Let’s continue with this contracting belly baby named Maxwell and how he loved to cause pain.
It’s still a little over a year ago and I actually made it from 29 weeks to 34 weeks. Thirty-four painful weeks and my mom and I are watching my belly.
“Oh, look at Maxwell. He’s so funny.” And my belly would move and turn and slide and then stop.
Hmmm. That’s weird. Oh, wait. There he goes again.
Well, this became a pattern. Now, please keep in mind that I do have a 6-year-old daughter, but 6 years is a LONG time to forget about contractions. Apparently so is 5 weeks, because I didn’t even remember from my 29th week of pregnancy.
Needless to say, I wind up in the hospital just halfway through my 34th week and the doctors decide that it’s time for my bum moon to shine, in a room full of 6 other preggo women, and that’s where they give me a shot—on my bum moon.
Let me also say, the shot hurt. Did I mention that I was in a hospital room, on a bed, in a gown and there were 6 other very afraid pregnant ladies there with me?! Yep.
Full moon…Full shot…Full pain…Full hollering.
The nurse looked and me and said, “Oh, now. That wasn’t bad.”
And I replied, “Nie, straszny! Straszny!” Basically, “No! It was horrible! Horrible!”
She just chuckled, as I once again hid my big ol’ bum moon, while she left.
The contractions, however, were not impeded by the shot from Hades, and so I delivered my baby just a half a day later.
Well. If I thought the contractions were bad at 7 minutes apart, I was in for a really big surprise later during the day.
At first, after my water broke, I told my husband who was watching the monitor, “Hey! Let me know if a big one is coming.”
Because he then became the sportscaster of Team Contractions and would holler out each time he saw it rise, “A big one is coming!”
“I KNOW a big one is coming!” I would holler back! “Don’t you think I can FEEL it?!”
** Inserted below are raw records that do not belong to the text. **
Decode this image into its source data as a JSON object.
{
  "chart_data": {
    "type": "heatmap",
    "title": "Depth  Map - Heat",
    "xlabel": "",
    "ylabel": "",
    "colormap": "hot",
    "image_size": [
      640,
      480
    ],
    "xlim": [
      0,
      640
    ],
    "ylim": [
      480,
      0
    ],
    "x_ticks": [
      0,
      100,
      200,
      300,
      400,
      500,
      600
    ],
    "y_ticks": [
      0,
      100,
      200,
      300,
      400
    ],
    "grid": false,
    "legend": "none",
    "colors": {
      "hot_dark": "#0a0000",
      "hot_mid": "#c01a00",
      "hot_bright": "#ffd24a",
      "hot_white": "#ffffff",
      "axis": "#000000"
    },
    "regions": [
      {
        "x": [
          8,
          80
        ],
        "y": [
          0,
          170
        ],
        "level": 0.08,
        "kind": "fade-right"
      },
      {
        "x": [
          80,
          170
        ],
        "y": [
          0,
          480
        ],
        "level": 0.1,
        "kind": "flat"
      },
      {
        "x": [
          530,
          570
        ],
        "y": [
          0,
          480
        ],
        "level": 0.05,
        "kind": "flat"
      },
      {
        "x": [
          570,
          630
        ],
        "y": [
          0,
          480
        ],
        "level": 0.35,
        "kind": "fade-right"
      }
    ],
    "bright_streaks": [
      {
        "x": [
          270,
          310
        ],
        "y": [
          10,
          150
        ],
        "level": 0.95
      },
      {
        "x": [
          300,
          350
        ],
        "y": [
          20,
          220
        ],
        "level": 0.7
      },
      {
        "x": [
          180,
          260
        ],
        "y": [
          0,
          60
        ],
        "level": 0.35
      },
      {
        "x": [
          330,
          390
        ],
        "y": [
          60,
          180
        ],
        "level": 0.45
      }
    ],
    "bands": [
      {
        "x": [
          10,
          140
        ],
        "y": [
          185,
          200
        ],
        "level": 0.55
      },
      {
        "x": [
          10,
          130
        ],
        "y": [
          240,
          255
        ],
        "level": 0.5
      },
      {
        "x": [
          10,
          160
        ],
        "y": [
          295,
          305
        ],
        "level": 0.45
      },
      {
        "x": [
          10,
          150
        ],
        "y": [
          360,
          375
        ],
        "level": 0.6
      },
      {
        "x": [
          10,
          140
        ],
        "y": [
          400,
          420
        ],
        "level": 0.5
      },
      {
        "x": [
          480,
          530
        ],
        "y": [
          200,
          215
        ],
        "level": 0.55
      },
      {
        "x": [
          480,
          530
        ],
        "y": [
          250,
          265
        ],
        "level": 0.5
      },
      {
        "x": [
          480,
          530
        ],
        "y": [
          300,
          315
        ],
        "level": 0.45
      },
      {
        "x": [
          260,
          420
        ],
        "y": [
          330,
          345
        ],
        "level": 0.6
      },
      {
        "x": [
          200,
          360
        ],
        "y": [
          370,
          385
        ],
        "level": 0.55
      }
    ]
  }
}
The air was tense…he thought his job was fun. And I was at the point where I thought I was going to DIE. Literally. Die. And here is my husband in no pain watching a monitor yelling, “A big one is coming!”
Needless to say, he was quickly FIRED from that job. I put him to work getting me ice, getting me a cool head cloth, hand feeding me the ice, getting me the puke bucket, finding me pain drugs, and so forth.
In hindsight—he was an angel.
And eventually the contractions led to the game winning push! Twelve to be exact. Twelve devilishly painful pushes that popped us out a baby!
And quickly all contractions were forgotten.
And then the world seemed right. And peaceful. And perfect.
Those contractions, they gave us a gift. And that gift is our son.
Life is sometimes like those contractions. Big and painful. Often we wonder if we are going to make it through moments in our day or moments in our lives.
And contraction after contraction is upon us. Seemingly endless. And there are people all around shouting—“It’s a big one!”
Exhaustion sets in. There is no doubt in your mind that this is the most painful experience of your life. And you are ready to quit.
To throw in the towel. Kaput with it. No more.
And then the worst of it comes upon you. And you unbelievably know that you will.not.survive.
But you do.
And, in the wake of all that was painful, you are given something precious.
It’s called life.
A chance to begin again.
Like a newborn. Except with experience.
A new day rises before you and you know that you can conquer it because you just survived the most painful experience of your life.
Contractions. Big ones. Labor. Labor that was accompanied by pain. Lots of it.
But you made it through. And now. Now it’s your turn.
Cradle your new beginnings and go to sleep, looking forward to a new tomorrow. You deserve it.